14. California Privacy Rights
If you are a California resident, you may have additional rights under the California Consumer Privacy Act (CCPA). However, most health information is exempt from CCPA because it is covered by HIPAA. For non-health information, California residents may request information about categories of personal information collected and shared.
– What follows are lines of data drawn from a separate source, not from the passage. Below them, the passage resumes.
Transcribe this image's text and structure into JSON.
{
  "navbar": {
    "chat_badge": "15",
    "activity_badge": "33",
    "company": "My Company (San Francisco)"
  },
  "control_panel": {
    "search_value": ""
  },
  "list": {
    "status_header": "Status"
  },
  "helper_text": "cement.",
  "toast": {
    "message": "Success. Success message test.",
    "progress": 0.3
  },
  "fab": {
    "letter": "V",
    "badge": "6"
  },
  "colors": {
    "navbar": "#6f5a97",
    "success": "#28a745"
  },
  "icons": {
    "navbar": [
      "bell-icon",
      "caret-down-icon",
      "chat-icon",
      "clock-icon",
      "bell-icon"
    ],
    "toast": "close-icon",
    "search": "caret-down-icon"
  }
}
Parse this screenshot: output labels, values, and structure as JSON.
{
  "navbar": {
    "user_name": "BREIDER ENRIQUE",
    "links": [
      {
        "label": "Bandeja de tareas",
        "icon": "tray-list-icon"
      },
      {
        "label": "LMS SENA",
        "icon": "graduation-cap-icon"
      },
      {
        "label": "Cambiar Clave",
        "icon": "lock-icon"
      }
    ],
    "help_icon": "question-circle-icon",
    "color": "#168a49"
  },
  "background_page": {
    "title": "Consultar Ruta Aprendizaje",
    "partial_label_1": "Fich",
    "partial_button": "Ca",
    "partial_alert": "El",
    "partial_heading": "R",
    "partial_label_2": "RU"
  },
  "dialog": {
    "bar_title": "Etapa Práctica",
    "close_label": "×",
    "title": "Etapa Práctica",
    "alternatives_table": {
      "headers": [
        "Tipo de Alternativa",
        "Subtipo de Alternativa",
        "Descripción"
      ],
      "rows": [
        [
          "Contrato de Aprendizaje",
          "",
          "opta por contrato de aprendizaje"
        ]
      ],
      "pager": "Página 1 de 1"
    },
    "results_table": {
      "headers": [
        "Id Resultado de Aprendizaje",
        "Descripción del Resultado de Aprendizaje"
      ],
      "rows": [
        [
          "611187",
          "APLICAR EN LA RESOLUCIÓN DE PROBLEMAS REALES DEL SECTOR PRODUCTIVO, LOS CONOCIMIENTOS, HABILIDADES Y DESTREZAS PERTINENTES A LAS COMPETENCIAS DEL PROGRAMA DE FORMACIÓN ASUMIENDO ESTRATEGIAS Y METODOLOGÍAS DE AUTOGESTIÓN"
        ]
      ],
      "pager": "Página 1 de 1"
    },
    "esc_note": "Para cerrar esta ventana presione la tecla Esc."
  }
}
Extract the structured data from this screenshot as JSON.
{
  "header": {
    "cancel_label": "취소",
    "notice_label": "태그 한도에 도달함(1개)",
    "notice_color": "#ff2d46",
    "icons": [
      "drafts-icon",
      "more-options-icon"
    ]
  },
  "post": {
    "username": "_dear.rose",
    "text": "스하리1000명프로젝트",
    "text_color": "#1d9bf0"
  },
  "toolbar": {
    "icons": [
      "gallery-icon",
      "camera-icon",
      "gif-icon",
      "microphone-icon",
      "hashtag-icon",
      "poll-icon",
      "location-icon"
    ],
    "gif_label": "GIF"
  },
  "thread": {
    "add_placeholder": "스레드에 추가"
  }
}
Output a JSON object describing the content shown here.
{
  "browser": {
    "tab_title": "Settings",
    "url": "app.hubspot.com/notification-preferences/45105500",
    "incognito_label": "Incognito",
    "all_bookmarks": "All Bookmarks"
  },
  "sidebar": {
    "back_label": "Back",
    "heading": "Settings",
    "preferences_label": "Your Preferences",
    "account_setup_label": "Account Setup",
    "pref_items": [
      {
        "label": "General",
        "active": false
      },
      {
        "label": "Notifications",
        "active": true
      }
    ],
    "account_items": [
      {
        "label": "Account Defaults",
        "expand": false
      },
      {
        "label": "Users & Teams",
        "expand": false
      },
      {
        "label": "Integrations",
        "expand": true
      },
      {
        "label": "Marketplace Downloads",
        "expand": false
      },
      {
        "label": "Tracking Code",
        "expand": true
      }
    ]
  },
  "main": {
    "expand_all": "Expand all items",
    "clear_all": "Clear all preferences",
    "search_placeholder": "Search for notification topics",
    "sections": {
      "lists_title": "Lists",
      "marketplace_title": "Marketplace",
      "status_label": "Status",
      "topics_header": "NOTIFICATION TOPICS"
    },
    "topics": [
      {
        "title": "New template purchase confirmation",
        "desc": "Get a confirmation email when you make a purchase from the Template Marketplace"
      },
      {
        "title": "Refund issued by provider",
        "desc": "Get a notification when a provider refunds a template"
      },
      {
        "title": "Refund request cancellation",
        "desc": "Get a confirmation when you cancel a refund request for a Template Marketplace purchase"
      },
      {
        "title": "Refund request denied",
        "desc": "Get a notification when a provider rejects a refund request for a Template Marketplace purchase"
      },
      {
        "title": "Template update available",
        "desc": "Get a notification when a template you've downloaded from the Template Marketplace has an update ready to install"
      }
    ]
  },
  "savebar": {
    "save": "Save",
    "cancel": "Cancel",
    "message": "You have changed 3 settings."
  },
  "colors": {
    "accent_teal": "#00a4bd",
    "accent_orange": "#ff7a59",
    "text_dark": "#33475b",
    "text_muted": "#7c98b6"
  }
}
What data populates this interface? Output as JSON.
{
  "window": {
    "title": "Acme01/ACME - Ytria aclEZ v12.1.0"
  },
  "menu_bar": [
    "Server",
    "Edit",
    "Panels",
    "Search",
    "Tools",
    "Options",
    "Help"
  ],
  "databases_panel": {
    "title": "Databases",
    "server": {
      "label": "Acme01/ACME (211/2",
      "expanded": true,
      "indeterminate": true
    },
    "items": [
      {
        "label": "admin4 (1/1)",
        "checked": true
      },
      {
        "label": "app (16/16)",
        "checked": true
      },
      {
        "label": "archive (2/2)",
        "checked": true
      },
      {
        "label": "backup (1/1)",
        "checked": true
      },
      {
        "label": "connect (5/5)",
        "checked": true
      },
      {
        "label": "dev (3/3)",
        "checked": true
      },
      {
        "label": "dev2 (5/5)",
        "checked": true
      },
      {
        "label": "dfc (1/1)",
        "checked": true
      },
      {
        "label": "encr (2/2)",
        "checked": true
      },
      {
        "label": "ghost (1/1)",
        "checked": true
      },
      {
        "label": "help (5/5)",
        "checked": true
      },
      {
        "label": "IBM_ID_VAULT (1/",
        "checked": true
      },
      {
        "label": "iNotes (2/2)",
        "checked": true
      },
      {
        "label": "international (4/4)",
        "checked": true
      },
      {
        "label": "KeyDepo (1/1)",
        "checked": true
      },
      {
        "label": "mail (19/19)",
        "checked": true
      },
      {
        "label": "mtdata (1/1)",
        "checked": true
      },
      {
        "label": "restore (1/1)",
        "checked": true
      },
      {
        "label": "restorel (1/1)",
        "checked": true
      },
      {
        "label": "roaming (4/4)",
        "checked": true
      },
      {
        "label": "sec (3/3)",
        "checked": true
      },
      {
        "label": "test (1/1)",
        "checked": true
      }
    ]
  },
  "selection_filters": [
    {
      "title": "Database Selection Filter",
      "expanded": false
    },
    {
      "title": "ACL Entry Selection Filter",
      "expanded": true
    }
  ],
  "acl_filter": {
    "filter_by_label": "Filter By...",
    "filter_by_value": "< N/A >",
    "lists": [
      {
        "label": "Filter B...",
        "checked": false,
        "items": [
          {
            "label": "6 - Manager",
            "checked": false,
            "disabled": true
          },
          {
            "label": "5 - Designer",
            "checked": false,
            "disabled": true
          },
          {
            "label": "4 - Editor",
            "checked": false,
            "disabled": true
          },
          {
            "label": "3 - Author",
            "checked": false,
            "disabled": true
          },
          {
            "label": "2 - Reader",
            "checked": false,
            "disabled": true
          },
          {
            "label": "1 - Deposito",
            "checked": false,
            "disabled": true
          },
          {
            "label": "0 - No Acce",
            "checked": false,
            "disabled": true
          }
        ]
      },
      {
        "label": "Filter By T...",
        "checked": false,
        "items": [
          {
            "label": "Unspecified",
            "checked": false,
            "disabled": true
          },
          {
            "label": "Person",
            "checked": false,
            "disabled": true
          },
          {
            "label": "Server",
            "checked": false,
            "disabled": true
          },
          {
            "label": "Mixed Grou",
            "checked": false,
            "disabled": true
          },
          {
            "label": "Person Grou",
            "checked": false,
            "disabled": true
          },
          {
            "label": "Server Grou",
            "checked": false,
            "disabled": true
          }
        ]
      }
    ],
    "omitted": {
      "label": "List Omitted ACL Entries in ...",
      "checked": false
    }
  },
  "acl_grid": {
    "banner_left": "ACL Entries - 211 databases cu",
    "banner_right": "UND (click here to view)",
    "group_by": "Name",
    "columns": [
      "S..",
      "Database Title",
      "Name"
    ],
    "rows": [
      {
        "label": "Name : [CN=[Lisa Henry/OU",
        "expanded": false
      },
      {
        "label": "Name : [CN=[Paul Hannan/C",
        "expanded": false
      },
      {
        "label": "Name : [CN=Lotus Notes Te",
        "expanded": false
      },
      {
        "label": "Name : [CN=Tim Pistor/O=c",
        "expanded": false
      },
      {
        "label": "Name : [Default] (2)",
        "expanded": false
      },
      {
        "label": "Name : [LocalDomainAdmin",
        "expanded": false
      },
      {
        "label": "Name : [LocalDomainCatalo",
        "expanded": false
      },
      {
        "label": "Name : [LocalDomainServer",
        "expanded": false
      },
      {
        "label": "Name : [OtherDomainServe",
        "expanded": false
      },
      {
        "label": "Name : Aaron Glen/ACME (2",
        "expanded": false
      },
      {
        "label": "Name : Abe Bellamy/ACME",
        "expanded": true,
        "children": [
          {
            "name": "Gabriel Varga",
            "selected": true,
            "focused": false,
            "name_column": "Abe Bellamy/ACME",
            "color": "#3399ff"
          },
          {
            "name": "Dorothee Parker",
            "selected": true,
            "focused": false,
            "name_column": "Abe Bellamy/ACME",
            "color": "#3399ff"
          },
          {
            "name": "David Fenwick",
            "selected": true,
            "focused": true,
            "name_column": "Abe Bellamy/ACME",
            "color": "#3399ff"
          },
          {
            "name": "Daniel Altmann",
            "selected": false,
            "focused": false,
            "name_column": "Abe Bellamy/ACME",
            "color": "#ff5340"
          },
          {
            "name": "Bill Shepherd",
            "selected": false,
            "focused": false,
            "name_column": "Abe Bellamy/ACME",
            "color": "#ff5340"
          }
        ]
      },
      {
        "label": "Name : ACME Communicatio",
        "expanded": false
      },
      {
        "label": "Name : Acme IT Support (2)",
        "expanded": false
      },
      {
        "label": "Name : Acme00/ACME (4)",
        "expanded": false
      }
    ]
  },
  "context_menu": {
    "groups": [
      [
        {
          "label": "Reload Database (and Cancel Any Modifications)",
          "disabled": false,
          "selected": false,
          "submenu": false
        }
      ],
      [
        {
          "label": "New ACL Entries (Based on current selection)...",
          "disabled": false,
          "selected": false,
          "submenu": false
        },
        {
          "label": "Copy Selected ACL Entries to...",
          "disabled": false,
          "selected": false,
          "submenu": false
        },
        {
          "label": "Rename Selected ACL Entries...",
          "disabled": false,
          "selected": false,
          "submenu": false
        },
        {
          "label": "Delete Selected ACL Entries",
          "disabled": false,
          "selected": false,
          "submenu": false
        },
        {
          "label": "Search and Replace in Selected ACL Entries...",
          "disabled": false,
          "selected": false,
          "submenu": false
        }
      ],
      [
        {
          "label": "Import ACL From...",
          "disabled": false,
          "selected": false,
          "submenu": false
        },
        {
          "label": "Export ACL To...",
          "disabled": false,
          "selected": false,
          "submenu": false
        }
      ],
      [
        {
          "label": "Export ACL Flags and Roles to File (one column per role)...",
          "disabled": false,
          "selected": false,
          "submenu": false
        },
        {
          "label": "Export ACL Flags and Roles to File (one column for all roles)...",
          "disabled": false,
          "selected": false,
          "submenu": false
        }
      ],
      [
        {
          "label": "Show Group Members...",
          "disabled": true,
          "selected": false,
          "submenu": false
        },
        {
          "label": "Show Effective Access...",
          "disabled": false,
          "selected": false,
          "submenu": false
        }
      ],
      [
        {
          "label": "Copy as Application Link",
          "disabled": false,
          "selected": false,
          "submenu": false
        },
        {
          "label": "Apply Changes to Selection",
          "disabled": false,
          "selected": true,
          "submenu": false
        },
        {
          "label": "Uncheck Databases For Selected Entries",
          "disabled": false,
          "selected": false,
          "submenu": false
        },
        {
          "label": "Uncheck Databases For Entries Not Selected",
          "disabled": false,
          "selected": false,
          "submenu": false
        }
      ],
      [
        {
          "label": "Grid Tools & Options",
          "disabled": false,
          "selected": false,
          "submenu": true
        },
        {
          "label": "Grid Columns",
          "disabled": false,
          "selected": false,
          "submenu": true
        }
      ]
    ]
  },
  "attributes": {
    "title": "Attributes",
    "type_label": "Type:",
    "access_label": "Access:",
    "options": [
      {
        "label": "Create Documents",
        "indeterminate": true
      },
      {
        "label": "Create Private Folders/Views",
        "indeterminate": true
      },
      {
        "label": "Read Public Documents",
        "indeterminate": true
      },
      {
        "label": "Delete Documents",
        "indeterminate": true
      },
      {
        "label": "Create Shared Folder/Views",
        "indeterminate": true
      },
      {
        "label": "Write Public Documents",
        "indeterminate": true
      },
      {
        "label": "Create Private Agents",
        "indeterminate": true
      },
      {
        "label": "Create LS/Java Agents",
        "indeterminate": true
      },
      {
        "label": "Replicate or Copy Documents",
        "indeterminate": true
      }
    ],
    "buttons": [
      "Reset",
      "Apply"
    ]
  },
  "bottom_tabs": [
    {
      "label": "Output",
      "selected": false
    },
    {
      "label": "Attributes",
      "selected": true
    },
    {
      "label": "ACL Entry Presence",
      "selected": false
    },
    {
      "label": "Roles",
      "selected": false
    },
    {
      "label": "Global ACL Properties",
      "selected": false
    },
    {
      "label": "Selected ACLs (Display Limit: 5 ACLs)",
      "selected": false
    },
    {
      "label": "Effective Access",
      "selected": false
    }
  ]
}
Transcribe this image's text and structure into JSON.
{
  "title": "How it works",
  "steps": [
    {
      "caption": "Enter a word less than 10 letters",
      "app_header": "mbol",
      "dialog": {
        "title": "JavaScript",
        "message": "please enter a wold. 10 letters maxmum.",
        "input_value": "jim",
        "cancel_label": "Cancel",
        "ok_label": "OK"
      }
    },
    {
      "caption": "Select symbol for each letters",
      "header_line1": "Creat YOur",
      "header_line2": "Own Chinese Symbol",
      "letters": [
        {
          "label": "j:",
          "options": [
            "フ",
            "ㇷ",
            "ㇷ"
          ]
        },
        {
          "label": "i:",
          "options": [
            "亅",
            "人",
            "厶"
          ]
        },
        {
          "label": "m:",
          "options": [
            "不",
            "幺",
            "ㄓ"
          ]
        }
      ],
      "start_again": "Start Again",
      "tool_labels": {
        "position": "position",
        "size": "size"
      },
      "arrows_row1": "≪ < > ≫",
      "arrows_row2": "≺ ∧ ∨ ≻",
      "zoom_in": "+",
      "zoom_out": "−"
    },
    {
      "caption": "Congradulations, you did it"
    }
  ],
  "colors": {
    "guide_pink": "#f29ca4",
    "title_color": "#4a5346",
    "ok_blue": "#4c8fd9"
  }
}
15. Washington State Privacy Rights
Washington residents have rights under state privacy laws. However, health information is primarily governed by HIPAA. For questions about your Washington privacy rights, please contact us.
16. Breach Notification
In the event of a data breach affecting your personal information, we will notify you as required by law. Notification will include:
• A description of what occurred
• The types of information involved
• Steps you can take to protect yourself
• What we are doing in response
17. Do Not Track Signals
Our website does not currently respond to "Do Not Track" signals from browsers. However, you can disable cookies through your browser settings.
18. International Users
Our services are provided exclusively to patients in Washington State, USA. If you access our website from outside the United States, please note that your information may be transferred to and processed in the United States, where privacy laws may differ from your country.
19. Contact Information
For questions or concerns about this Privacy Policy or our privacy practices, please contact:
Expert Tinnitus & Audiology
Privacy Officer: Erika Kay, Au.D., CH-TM
15111 8th Ave SW
Burien, WA 98166
Phone: 206-588-5886
Email: privacy@experttinnitus.com
Website: www.experttinnitus.com
20. Complaints
If you believe your privacy rights have been violated, you may file a complaint with:
• Expert Tinnitus & Audiology (contact information above)
• U.S. Department of Health and Human Services Office for Civil Rights
• Washington State Department of Health
You will not be penalized or retaliated against for filing a complaint.
By using our website or services, you acknowledge that you have read and understood this Privacy Policy.